You've gotta know, buddy. It's more than a mood. It's a mental disorder. It's no different from a disease. There is no specific "why," really. Sometimes it defies all logic.
 
Man that sucks, I felt a connection with him in a few different ways.

He is definitely a unique and versatile talent. It seems like just about everybody has atleast 1 Robbin Williams movie they like.

One of the all time great talk show guests, you turn the volume up otherwise you won't hear much over the laughter.
 
I am absolutely dumbfounded. He seemed like one of the happiest people in the world. And it looked like a legit happiness, not that ignorance is bliss bullshit. I really don't know if I believe its suicide, that just seems so unlike him. That or he was the greatest actor of all time. I never even really liked his style of comedy much, but I always loved him as a person. This is so fucked.
 
This really sucks. I was feeling weirdly emotional today too so this hit me hard. I just pulled up the it's not your fault scene from Good Will Hunting and had a solid cry. Felt good. RIP.
 
I don't really get how someone so successful with own family could be depressed enough to commit suicide.

Depression isn't a sickness lessened by money and fame. The latter if anything can just exacerbate it, as famous people suffering from depression have to put on a facade for millions.
 
Very sad. News was breaking while I was waiting for admittance for my colonoscopy op.

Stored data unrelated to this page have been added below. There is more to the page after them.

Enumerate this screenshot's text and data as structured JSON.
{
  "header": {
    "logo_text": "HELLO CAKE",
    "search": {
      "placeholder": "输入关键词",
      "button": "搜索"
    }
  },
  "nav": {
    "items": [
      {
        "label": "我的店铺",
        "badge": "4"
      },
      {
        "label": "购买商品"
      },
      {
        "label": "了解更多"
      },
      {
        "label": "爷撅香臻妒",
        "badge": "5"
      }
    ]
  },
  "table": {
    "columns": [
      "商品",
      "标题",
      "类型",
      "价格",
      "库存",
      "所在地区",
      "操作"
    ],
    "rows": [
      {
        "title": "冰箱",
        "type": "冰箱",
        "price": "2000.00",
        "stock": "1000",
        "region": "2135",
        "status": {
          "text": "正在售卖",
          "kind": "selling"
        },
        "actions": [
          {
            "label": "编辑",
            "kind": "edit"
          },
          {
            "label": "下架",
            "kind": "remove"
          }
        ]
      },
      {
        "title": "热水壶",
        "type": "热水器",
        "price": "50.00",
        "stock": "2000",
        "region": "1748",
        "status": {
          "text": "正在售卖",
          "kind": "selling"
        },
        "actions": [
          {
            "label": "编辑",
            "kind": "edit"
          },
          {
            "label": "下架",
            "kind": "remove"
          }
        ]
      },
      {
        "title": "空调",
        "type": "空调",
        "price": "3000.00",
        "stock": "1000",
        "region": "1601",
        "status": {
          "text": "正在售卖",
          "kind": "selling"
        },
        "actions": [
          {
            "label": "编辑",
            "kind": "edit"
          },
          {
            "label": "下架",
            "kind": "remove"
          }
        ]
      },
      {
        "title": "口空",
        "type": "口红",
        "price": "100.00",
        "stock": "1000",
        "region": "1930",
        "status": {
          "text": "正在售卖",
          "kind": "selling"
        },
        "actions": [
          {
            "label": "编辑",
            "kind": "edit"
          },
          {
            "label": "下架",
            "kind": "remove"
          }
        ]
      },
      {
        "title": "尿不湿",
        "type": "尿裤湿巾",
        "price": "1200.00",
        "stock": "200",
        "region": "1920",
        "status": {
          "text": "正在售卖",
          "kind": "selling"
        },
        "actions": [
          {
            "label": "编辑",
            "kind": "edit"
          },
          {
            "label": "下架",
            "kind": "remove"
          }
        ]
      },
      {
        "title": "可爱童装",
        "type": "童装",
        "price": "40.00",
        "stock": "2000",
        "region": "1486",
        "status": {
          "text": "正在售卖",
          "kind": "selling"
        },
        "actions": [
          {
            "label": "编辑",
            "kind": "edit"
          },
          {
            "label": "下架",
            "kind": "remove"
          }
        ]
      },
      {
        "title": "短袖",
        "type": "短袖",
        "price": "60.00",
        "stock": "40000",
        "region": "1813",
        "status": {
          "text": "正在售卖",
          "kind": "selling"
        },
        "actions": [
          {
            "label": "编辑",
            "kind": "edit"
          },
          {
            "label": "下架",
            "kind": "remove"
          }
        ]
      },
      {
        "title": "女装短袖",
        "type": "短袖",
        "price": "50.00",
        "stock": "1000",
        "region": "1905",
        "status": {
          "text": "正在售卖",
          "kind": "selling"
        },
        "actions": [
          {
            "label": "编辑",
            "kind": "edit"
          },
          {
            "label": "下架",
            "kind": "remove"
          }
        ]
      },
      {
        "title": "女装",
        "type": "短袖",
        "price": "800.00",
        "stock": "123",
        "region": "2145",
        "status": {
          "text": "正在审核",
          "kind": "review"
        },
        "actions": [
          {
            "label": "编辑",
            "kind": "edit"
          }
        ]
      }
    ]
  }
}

Grew up loving him in Hook and Jumanji, and my favourite role of his was in Good Will Hunting.

A sad day.

I'd rather have 1000 colonoscopies :(
 
Depression isn't a sickness lessened by money and fame. The latter if anything can just exacerbate it, as famous people suffering from depression have to put on a facade for millions.

Not to mention every stranger he met probably expected him to make them laugh.

Hugh Laurie is another well known comedian who battles depression.
 
The world has truly lost a precious resource. I really, truly loved his work in Bicentennial Man -- it's my favorite WIlliams' movie, easily. He will always be the only true voice of Genie, and Jumanji was incredible.

While it saddens me that we have lost this great man, it doesn't surprise me. He talked about his inner demons, his struggles with depression. Whenever I'd see him as a guest in Late Late Show w/ Craig Ferguson, he was trying too hard to be as cheerful as ever -- his eyes always showed a bit of sadness going on.

My day was bad enough already, as it would've been my dad's birthday. This sucks.

I'm gonna go watch Bicentennial Man and Goodwill Hunting now :\
 
I was in line at a Starbucks getting coffee for myself and a bad date when I overhead someone else behind me mention in, and got three/texts from three different friends simultaneously. A bad evening turned terrible.

Insult to injury? The young lady was rather insensitive and flippant about "one more unimportant celebrity death", despite me being visibly upset.

Anyway, gonna be marathoning some of his movies and stand up with friends soon. Guy was such a big part of my childhood, still can't believe he's gone.
I understand being a little wary of celebrity worship but people like that girl are fucking jerks. It's one thing to buy into tabloid bullshit and stalk celebrities or treat them like they aren't people. but to say that there isn't something important about a man who we collectively share such fond memories of passing away by his own hand shows a level of emotional ignorance and narcissism that is almost irredeemable.